Em meio a decepções e falta de oportunidade, talvez o final de semana na Bélgica desse ano tenha sido o seu definitivo canto dos cisnes: a primeira pole position da Indiana Force India e uma atuação em corrida no limite, impondo uma pressão constante e sem erros em Kimi durante toda a prova.

A atuação lhe valeu sonho de pilotar oficialmente por uma Ferrari, mas, como sempre, o sonho veio na hora errada.

Ao menos na hora da despedida, parece que Giancarlo soube qual momento era mais apropriado. Eu, particularmente, sentirei falta do piloto italiano mais talentoso desde o saudoso Michelo Alboreto.

Discussão

6 comentários sobre “Ciao, Giancarlo…

  1. Becken,

    Muito bonito o texto. Parabéns !

    A vida não é feita só de vitórias e campeões, alguns perdem, são inconsistentes, outros estão no timming errado, mais todos compõe a grande tela que faz o automobilismo um esporte tão belo.

    Um grande abraço,

    Publicado por Sirlan Pedrosa | 31/10/2009, 5:28 am
  2. O italiano de Roma Giancarlo talvez seja a melhor definição do piloto que sempre fez carros medíocres parecerem vencedores e carros vencedores parecerem medíocres

    Definição brilhante, meu caro Becken. E excelente texto, como sempre. Porém, há uma ressalva. Em entrevista à AutoSport, ele não descartou um possível retorno à Force India:

    http://www.autosport.com/news/report.php/id/79888

    Será?

    Sinceramente, eu acharia melhor ele encerrar a carreira nesse momento.

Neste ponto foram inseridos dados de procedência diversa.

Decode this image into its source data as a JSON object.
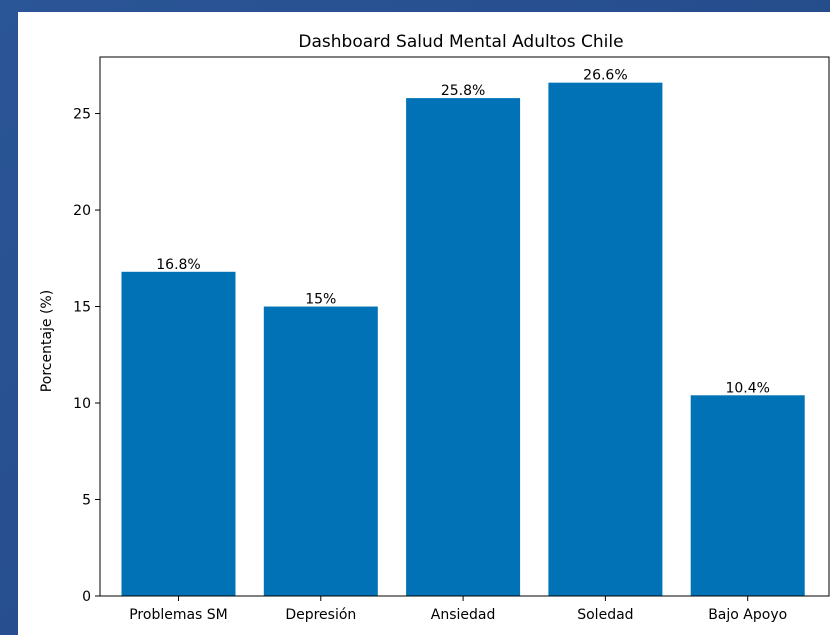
{
  "chart_data": {
    "type": "bar",
    "title": "Dashboard Salud Mental Adultos Chile",
    "xlabel": "",
    "ylabel": "Porcentaje (%)",
    "categories": [
      "Problemas SM",
      "Depresión",
      "Ansiedad",
      "Soledad",
      "Bajo Apoyo"
    ],
    "values": [
      16.8,
      15,
      25.8,
      26.6,
      10.4
    ],
    "data_labels": [
      "16.8%",
      "15%",
      "25.8%",
      "26.6%",
      "10.4%"
    ],
    "ylim": [
      0,
      27.93
    ],
    "yticks": [
      0,
      5,
      10,
      15,
      20,
      25
    ],
    "ytick_labels": [
      "0",
      "5",
      "10",
      "15",
      "20",
      "25"
    ],
    "grid": false,
    "bar_color": "#0072b5"
  },
  "colors": {
    "background_gradient_start": "#2a5596",
    "background_gradient_end": "#1f4682",
    "panel": "#ffffff",
    "axis": "#000000"
  }
}
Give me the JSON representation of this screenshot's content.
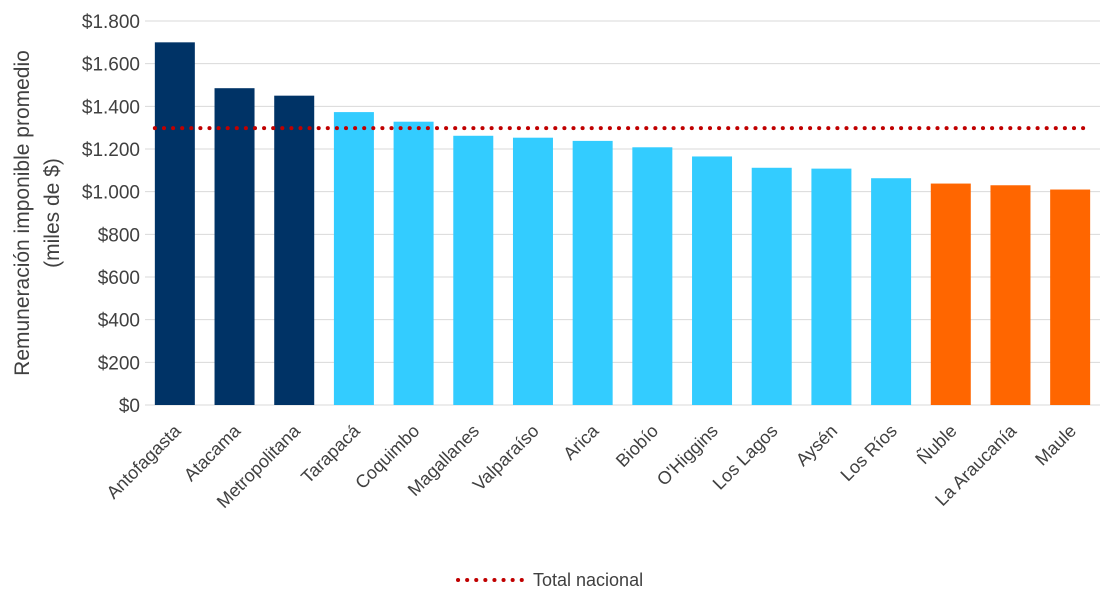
{
  "chart_data": {
    "type": "bar",
    "ylabel_line1": "Remuneración imponible promedio",
    "ylabel_line2": "(miles de $)",
    "ylim": [
      0,
      1800
    ],
    "yticks": [
      {
        "value": 0,
        "label": "$0"
      },
      {
        "value": 200,
        "label": "$200"
      },
      {
        "value": 400,
        "label": "$400"
      },
      {
        "value": 600,
        "label": "$600"
      },
      {
        "value": 800,
        "label": "$800"
      },
      {
        "value": 1000,
        "label": "$1.000"
      },
      {
        "value": 1200,
        "label": "$1.200"
      },
      {
        "value": 1400,
        "label": "$1.400"
      },
      {
        "value": 1600,
        "label": "$1.600"
      },
      {
        "value": 1800,
        "label": "$1.800"
      }
    ],
    "categories": [
      "Antofagasta",
      "Atacama",
      "Metropolitana",
      "Tarapacá",
      "Coquimbo",
      "Magallanes",
      "Valparaíso",
      "Arica",
      "Biobío",
      "O'Higgins",
      "Los Lagos",
      "Aysén",
      "Los Ríos",
      "Ñuble",
      "La Araucanía",
      "Maule"
    ],
    "values": [
      1700,
      1485,
      1450,
      1373,
      1328,
      1262,
      1253,
      1238,
      1208,
      1165,
      1112,
      1108,
      1063,
      1038,
      1030,
      1010
    ],
    "bar_colors": [
      "#003366",
      "#003366",
      "#003366",
      "#33CCFF",
      "#33CCFF",
      "#33CCFF",
      "#33CCFF",
      "#33CCFF",
      "#33CCFF",
      "#33CCFF",
      "#33CCFF",
      "#33CCFF",
      "#33CCFF",
      "#FF6600",
      "#FF6600",
      "#FF6600"
    ],
    "reference_line": {
      "name": "Total nacional",
      "value": 1298,
      "color": "#C00000",
      "style": "dotted"
    },
    "grid": true,
    "legend_position": "bottom"
  }
}
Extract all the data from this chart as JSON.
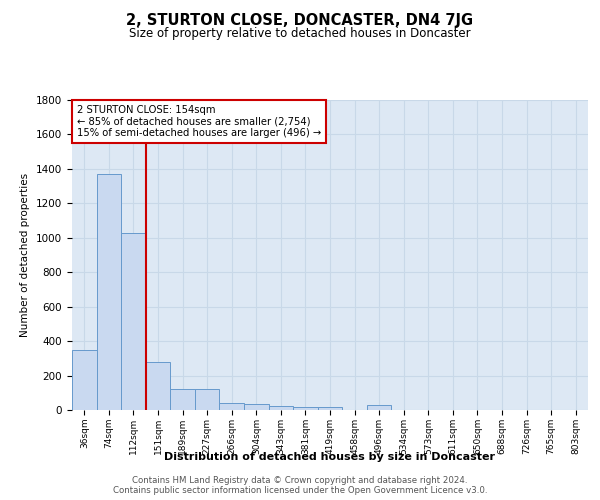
{
  "title": "2, STURTON CLOSE, DONCASTER, DN4 7JG",
  "subtitle": "Size of property relative to detached houses in Doncaster",
  "xlabel": "Distribution of detached houses by size in Doncaster",
  "ylabel": "Number of detached properties",
  "bin_labels": [
    "36sqm",
    "74sqm",
    "112sqm",
    "151sqm",
    "189sqm",
    "227sqm",
    "266sqm",
    "304sqm",
    "343sqm",
    "381sqm",
    "419sqm",
    "458sqm",
    "496sqm",
    "534sqm",
    "573sqm",
    "611sqm",
    "650sqm",
    "688sqm",
    "726sqm",
    "765sqm",
    "803sqm"
  ],
  "bar_values": [
    350,
    1370,
    1030,
    280,
    120,
    120,
    40,
    35,
    25,
    20,
    15,
    0,
    30,
    0,
    0,
    0,
    0,
    0,
    0,
    0,
    0
  ],
  "bar_color": "#c9d9f0",
  "bar_edge_color": "#6699cc",
  "highlight_color": "#cc0000",
  "annotation_text": "2 STURTON CLOSE: 154sqm\n← 85% of detached houses are smaller (2,754)\n15% of semi-detached houses are larger (496) →",
  "annotation_box_color": "#ffffff",
  "annotation_box_edge_color": "#cc0000",
  "vline_x_index": 3,
  "ylim": [
    0,
    1800
  ],
  "yticks": [
    0,
    200,
    400,
    600,
    800,
    1000,
    1200,
    1400,
    1600,
    1800
  ],
  "grid_color": "#c8d8e8",
  "bg_color": "#dde8f4",
  "footer_line1": "Contains HM Land Registry data © Crown copyright and database right 2024.",
  "footer_line2": "Contains public sector information licensed under the Open Government Licence v3.0."
}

    Publicado por Willian | 31/10/2009, 6:44 am
  3. Talvez a McLaren lhe dê uma oportunidade…

    Publicado por Celso Cleto | 31/10/2009, 9:09 am
  4. Como era de prever e disse atempadamente, o Fisichella teria feito melhor em ficar na Force India e não cair nessa armadilha da Ferrari. Bastou ver o carão do Montezemolo e outros ferraristas no pit timming da Ferrari para perceber que esse vermelhão só la vai de reboque e vento de cauda. Bem podem arranjar um motor de jeito para já não falar no chassis, ou o Alonsito vai ter um ataque após as primeiras 3 a 4 corridas. Hoje é que o Kimi deve estar comendo gelado e de framboesa para gelar o team e desejoso de sair dessa. Ainda por cima fala-se de Jenson na McLaren…ao lado do talentoso Lewis. Ousadia e experiência. Pode bem dar certo se o motor for o mesmo.

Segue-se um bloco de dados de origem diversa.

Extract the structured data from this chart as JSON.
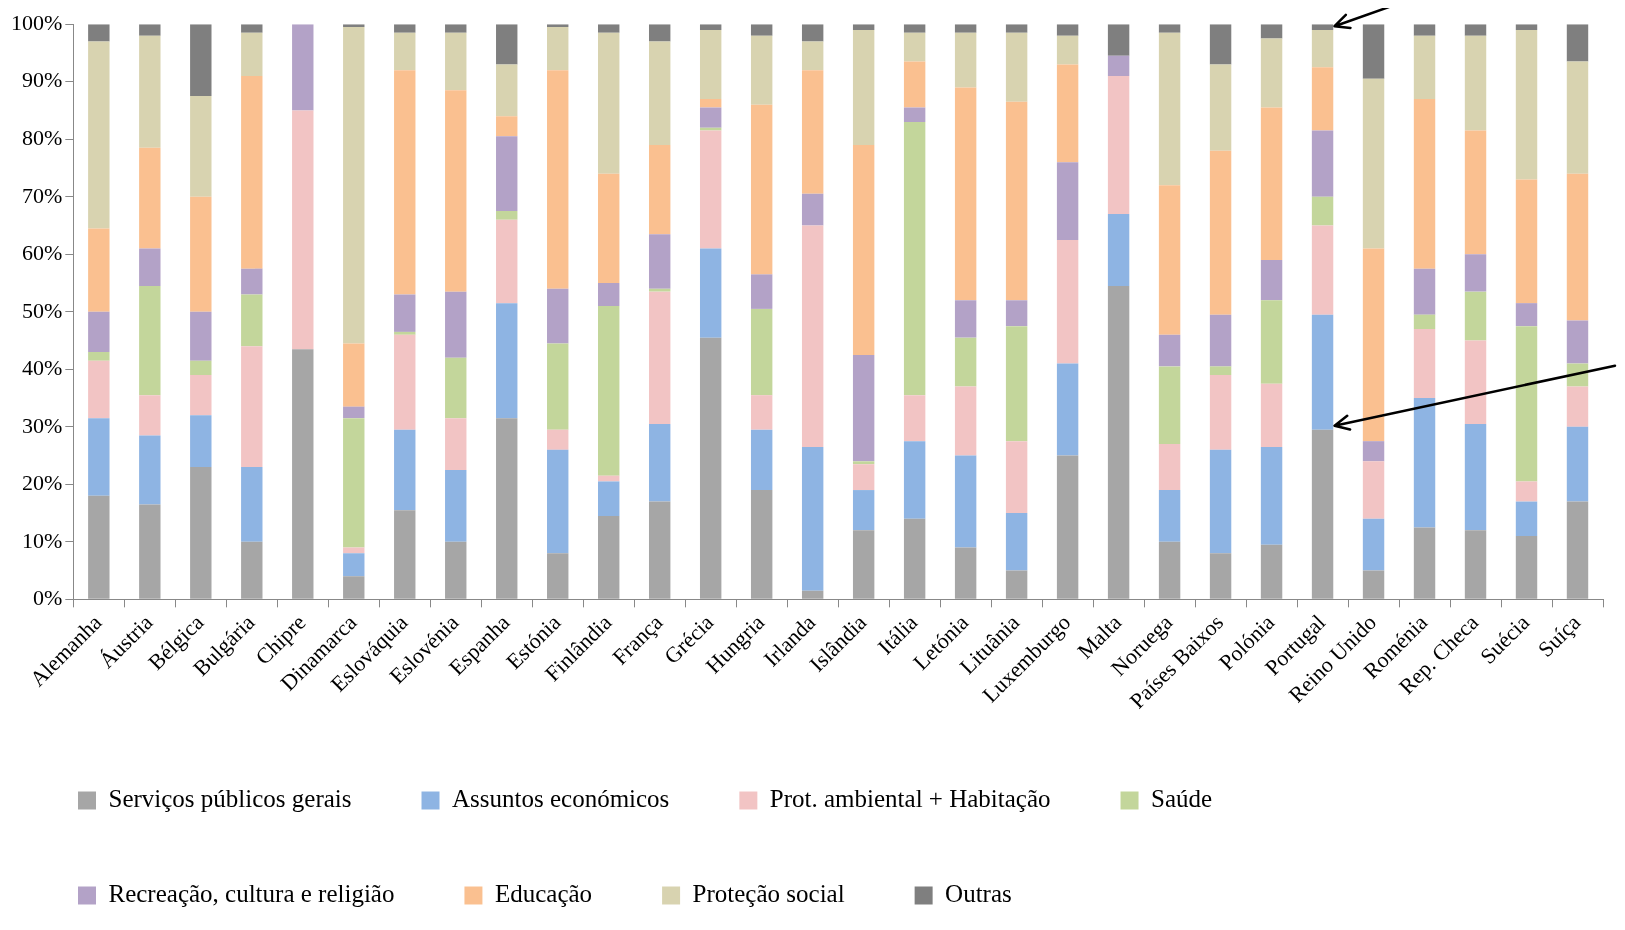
{
  "chart_data": {
    "type": "bar",
    "stacked": true,
    "grid": false,
    "legend": "bottom",
    "categories": [
      "Alemanha",
      "Áustria",
      "Bélgica",
      "Bulgária",
      "Chipre",
      "Dinamarca",
      "Eslováquia",
      "Eslovénia",
      "Espanha",
      "Estónia",
      "Finlândia",
      "França",
      "Grécia",
      "Hungria",
      "Irlanda",
      "Islândia",
      "Itália",
      "Letónia",
      "Lituânia",
      "Luxemburgo",
      "Malta",
      "Noruega",
      "Países Baixos",
      "Polónia",
      "Portugal",
      "Reino Unido",
      "Roménia",
      "Rep. Checa",
      "Suécia",
      "Suíça"
    ],
    "ylim": [
      0,
      100
    ],
    "yticks": [
      {
        "value": 0,
        "label": "0%"
      },
      {
        "value": 10,
        "label": "10%"
      },
      {
        "value": 20,
        "label": "20%"
      },
      {
        "value": 30,
        "label": "30%"
      },
      {
        "value": 40,
        "label": "40%"
      },
      {
        "value": 50,
        "label": "50%"
      },
      {
        "value": 60,
        "label": "60%"
      },
      {
        "value": 70,
        "label": "70%"
      },
      {
        "value": 80,
        "label": "80%"
      },
      {
        "value": 90,
        "label": "90%"
      },
      {
        "value": 100,
        "label": "100%"
      }
    ],
    "series": [
      {
        "name": "Serviços públicos gerais",
        "color": "#a6a6a6",
        "values": [
          18,
          16.5,
          23,
          10,
          43.5,
          4,
          15.5,
          10,
          31.5,
          8,
          14.5,
          17,
          45.5,
          19,
          1.5,
          12,
          14,
          9,
          5,
          25,
          54.5,
          10,
          8,
          9.5,
          29.5,
          5,
          12.5,
          12,
          11,
          17
        ]
      },
      {
        "name": "Assuntos económicos",
        "color": "#8eb4e3",
        "values": [
          13.5,
          12,
          9,
          13,
          0,
          4,
          14,
          12.5,
          20,
          18,
          6,
          13.5,
          15.5,
          10.5,
          25,
          7,
          13.5,
          16,
          10,
          16,
          12.5,
          9,
          18,
          17,
          20,
          9,
          22.5,
          18.5,
          6,
          13
        ]
      },
      {
        "name": "Prot. ambiental + Habitação",
        "color": "#f2c4c4",
        "values": [
          10,
          7,
          7,
          21,
          41.5,
          1,
          16.5,
          9,
          14.5,
          3.5,
          1,
          23,
          20.5,
          6,
          38.5,
          4.5,
          8,
          12,
          12.5,
          21.5,
          24,
          8,
          13,
          11,
          15.5,
          10,
          12,
          14.5,
          3.5,
          7
        ]
      },
      {
        "name": "Saúde",
        "color": "#c3d69b",
        "values": [
          1.5,
          19,
          2.5,
          9,
          0,
          22.5,
          0.5,
          10.5,
          1.5,
          15,
          29.5,
          0.5,
          0.5,
          15,
          0,
          0.5,
          47.5,
          8.5,
          20,
          0,
          0,
          13.5,
          1.5,
          14.5,
          5,
          0,
          2.5,
          8.5,
          27,
          4
        ]
      },
      {
        "name": "Recreação, cultura e religião",
        "color": "#b3a2c7",
        "values": [
          7,
          6.5,
          8.5,
          4.5,
          15,
          2,
          6.5,
          11.5,
          13,
          9.5,
          4,
          9.5,
          3.5,
          6,
          5.5,
          18.5,
          2.5,
          6.5,
          4.5,
          13.5,
          3.5,
          5.5,
          9,
          7,
          11.5,
          3.5,
          8,
          6.5,
          4,
          7.5
        ]
      },
      {
        "name": "Educação",
        "color": "#fac090",
        "values": [
          14.5,
          17.5,
          20,
          33.5,
          0,
          11,
          39,
          35,
          3.5,
          38,
          19,
          15.5,
          1.5,
          29.5,
          21.5,
          36.5,
          8,
          37,
          34.5,
          17,
          0,
          26,
          28.5,
          26.5,
          11,
          33.5,
          29.5,
          21.5,
          21.5,
          25.5
        ]
      },
      {
        "name": "Proteção social",
        "color": "#d8d3b0",
        "values": [
          32.5,
          19.5,
          17.5,
          7.5,
          0,
          55,
          6.5,
          10,
          9,
          7.5,
          24.5,
          18,
          12,
          12,
          5,
          20,
          5,
          9.5,
          12,
          5,
          0,
          26.5,
          15,
          12,
          6.5,
          29.5,
          11,
          16.5,
          26,
          19.5
        ]
      },
      {
        "name": "Outras",
        "color": "#7f7f7f",
        "values": [
          3,
          2,
          12.5,
          1.5,
          0,
          0.5,
          1.5,
          1.5,
          7,
          0.5,
          1.5,
          3,
          1,
          2,
          3,
          1,
          1.5,
          1.5,
          1.5,
          2,
          5.5,
          1.5,
          7,
          2.5,
          1,
          9.5,
          2,
          2,
          1,
          6.5
        ]
      }
    ]
  }
}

    Publicado por Ernesto Sousa | 31/10/2009, 1:25 pm
  5. http://www.oconsumidoremdebate.blogspot.com

    Na mesma trilha, ainda observo: que seria dos campeões não fossem os coadjuvantes?
    Sempre gostei do Fisico, embora soubesse que ele jamais chegaria a disputar um campeonato, assim como também fui fã do Alesi, do Alboreto e do Elio de Angelis.
    Não sei porque, mas os italianos, como os brasileiros, sempre despertaram a simpatia de todos, acho que a impressão é que são mais dedicados e apaixonados pelo oficio de conduzir máquinas, arriscando o pescoço.
    Se ele não voltar para a Force India, provavelmente vai ser piloto de testes da Ferrari (quem não gostaria de ter tal emprego?).

    Publicado por Edgard | 31/10/2009, 2:14 pm
  6. Fisichella realmente não teve muito timing em administrar sua carreira nesses anos todos, mas acredito que em 2005 ele estava no lugar correto e com hora apropriada para finalmente ser um vencedor, bem como Rubens este ano. Perdeu a chance porque as limitações de um piloto mediano aparecem nessas horas e sempre são implacáveis. Mas o saldo final de sua carreira foi satisfatório, ele fez um bom trabalho e ninguém poderá dizer que passou em branco pela história da F-1.